RandomUnderSampler¶
Random under-sampling.
This is a wrapper for classifiers. It will train the provided classifier by under-sampling the stream of given observations so that the class distribution seen by the classifier follows a given desired distribution. The implementation is a discrete version of rejection sampling.
See Working with imbalanced data for example usage.
Parameters¶
-
classifier
Type → base.Classifier
-
desired_dist
Type → dict
The desired class distribution. The keys are the classes whilst the values are the desired class percentages. The values must sum up to 1.
-
seed
Type → int | None
Default →
None
Random seed for reproducibility.
Examples¶
from river import datasets
from river import evaluate
from river import imblearn
from river import linear_model
from river import metrics
from river import preprocessing
model = imblearn.RandomUnderSampler(
(
preprocessing.StandardScaler() |
linear_model.LogisticRegression()
),
desired_dist={False: 0.4, True: 0.6},
seed=42
)
dataset = datasets.CreditCard().take(3000)

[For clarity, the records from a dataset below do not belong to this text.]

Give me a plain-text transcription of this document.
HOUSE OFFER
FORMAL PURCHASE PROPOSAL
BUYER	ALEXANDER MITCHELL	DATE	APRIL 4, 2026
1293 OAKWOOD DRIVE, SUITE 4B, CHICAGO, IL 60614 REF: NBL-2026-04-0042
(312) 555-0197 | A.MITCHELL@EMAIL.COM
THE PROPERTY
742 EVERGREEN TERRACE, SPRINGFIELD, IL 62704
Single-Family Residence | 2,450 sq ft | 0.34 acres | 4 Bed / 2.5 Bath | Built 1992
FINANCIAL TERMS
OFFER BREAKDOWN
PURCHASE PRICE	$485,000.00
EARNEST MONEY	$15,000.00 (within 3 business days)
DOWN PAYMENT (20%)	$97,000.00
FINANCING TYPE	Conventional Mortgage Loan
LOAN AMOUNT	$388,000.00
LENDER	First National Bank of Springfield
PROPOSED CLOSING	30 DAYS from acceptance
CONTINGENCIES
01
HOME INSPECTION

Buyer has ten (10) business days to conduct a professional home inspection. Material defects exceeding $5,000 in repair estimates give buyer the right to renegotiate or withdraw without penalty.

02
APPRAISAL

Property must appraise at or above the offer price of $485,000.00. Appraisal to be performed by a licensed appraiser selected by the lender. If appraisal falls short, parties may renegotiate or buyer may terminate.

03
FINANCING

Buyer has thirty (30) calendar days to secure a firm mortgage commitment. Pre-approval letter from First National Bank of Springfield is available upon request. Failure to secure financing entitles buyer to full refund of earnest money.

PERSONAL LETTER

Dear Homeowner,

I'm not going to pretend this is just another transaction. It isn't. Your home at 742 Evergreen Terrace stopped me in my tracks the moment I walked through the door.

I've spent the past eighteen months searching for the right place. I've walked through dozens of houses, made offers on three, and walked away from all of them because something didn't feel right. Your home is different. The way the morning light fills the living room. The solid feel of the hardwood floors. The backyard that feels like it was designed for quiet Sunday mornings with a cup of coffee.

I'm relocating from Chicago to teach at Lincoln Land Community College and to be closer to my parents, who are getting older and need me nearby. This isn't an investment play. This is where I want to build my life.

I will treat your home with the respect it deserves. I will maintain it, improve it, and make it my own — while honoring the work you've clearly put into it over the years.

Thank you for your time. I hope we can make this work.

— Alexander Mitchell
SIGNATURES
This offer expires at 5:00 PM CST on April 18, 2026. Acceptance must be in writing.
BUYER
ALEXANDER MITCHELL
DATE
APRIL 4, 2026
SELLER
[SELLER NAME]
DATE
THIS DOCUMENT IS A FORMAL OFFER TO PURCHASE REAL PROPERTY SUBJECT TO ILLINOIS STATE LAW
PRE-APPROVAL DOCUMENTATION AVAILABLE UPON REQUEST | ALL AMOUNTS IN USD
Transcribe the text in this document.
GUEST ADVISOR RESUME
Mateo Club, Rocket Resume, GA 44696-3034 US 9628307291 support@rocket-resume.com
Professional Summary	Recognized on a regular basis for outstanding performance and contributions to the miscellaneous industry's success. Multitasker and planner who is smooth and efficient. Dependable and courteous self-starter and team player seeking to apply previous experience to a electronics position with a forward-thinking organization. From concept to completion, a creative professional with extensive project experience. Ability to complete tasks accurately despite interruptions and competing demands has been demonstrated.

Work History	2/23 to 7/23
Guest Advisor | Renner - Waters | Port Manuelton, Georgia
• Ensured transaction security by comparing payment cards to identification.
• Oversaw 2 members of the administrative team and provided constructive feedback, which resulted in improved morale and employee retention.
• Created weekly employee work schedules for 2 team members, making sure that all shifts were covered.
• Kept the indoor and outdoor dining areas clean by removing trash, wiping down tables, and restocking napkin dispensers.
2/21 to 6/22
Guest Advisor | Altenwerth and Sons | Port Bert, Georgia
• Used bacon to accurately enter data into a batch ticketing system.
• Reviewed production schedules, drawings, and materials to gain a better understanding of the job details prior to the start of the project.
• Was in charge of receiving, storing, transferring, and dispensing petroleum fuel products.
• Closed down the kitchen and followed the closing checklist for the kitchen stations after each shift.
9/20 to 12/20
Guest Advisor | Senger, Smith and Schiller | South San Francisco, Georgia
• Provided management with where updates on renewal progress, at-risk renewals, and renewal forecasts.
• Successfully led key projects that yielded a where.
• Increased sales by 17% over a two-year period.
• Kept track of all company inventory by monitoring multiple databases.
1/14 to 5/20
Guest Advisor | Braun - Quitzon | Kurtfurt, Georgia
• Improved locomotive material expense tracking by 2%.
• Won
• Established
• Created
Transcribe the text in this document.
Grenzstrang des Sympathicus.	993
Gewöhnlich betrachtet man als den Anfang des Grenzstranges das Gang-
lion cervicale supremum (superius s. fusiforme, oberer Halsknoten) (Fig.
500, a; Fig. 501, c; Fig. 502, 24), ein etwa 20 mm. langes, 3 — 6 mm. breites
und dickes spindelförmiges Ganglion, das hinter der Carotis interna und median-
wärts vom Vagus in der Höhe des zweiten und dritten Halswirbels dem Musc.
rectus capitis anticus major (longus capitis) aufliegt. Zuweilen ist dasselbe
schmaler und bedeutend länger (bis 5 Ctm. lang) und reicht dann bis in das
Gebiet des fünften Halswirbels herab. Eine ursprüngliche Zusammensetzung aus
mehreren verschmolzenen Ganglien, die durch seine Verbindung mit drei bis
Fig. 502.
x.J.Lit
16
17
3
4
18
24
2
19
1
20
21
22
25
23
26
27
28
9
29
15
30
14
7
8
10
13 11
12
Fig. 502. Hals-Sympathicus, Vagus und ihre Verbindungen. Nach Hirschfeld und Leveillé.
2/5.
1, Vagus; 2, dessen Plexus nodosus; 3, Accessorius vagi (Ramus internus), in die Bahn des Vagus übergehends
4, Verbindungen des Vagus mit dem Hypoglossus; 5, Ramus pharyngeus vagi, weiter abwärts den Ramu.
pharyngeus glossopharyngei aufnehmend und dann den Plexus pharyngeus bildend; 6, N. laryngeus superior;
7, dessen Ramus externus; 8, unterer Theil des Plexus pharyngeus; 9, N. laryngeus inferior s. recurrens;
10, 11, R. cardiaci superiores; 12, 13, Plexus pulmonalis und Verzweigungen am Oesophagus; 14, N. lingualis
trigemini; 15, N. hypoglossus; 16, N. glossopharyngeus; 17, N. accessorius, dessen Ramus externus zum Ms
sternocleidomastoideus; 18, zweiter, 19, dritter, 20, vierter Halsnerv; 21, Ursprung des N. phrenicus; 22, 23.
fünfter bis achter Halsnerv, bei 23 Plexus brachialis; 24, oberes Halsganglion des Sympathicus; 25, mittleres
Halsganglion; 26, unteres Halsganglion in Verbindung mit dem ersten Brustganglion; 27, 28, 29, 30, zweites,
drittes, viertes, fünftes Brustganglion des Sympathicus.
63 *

metric = metrics.LogLoss()
evaluate.progressive_val_score(dataset, model, metric)
LogLoss: 0.0336...
Methods¶
learn_one
Update the model with a set of features x
and a label y
.
Parameters
- x — 'dict'
- y — 'base.typing.ClfTarget'
- kwargs
Returns
Classifier: self
predict_one
Predict the label of a set of features x
.
Parameters
- x
- kwargs
Returns
The predicted label.
predict_proba_one
Predict the probability of each label for a dictionary of features x
.
Parameters
- x
- kwargs
Returns
A dictionary that associates a probability which each label.